Junkook berjalan menuruni tangga. Manik kelamnya fokus pada beberapa orang di lantai bawah. Ia memperhatikan beberapa maid yang mulai sibuk membereskan mansionnya.

Apa salah satu dari mereka yang melakukan ini padaku?.Pikirnya. Tapi itu tidak mungkin, bagaimana cara mereka masuk?. Jungkook mengelengkan kepalanya.

Pikirannya mulai berkecamuk lagi. Menerka-nerka siapa yang melakukan hal menjijikan ini kepadanya. Bagaimana cara mereka masuk ke kamarnya? Atau sekedar sedikit saja hal yang masuk akal yang bisa membuat ruam ruam itu muncul di sekitar lehernya.

Ia tidak sakit. Jungkook telah memeriksakan hal ini sebelumnya ke rumah sakit. Dan Ia dinyatakan sehat oleh dokter yang memeriksanya. Ia bahkan melakukan CT-scan menyeluruh untuk mengetahui penyebab ruam-ruam di sekitar lehernya. Tapi hasilnya NIHIL. Tak ada satupun kelainan yang bisa membuat ruam-ruam itu muncul.

Jungkook bahkan masih ingat betul ketika dokter itu tersenyum dengan sedikit terpaksa dan bertanya kepadanya.
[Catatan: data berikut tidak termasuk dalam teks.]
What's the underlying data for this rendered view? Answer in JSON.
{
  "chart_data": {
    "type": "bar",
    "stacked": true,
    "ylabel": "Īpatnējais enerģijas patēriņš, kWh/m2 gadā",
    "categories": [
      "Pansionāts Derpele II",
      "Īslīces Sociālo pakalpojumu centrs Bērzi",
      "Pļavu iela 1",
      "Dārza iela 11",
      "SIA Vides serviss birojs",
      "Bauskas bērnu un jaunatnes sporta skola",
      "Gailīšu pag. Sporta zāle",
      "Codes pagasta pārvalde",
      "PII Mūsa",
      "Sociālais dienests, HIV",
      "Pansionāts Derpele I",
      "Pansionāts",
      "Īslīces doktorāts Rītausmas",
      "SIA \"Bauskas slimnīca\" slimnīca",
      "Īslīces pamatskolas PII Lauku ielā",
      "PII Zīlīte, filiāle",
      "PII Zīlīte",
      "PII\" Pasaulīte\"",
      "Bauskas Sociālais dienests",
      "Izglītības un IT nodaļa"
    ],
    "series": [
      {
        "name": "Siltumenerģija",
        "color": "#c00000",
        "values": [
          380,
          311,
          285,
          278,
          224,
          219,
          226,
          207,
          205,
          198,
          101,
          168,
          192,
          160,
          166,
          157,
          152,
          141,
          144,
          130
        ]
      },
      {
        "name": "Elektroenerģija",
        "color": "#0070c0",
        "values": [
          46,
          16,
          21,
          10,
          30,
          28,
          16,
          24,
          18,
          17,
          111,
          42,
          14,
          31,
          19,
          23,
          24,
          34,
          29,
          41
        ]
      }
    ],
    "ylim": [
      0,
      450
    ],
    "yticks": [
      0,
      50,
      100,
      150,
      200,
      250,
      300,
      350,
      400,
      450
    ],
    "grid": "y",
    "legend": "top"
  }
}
"Maaf . Apa kau yakin kau tidak bercumbu dengan seseorang sebelumnya?" Mungkin sang dokter sedikit jengah hingga dokter itu menanyakan urusan yang bersifat pribadi. Tapi Jungkook yang terus meminta di periksa ulang jika hasil labnya telah keluar dan tidak ada hal apapun yang janggal membuat sang dokter sedikit jengkel. Ia dokter ahli dan Jungkook seolah meremehkan kemampuannya dengan meminta pemeriksaan ulang terus-menerus.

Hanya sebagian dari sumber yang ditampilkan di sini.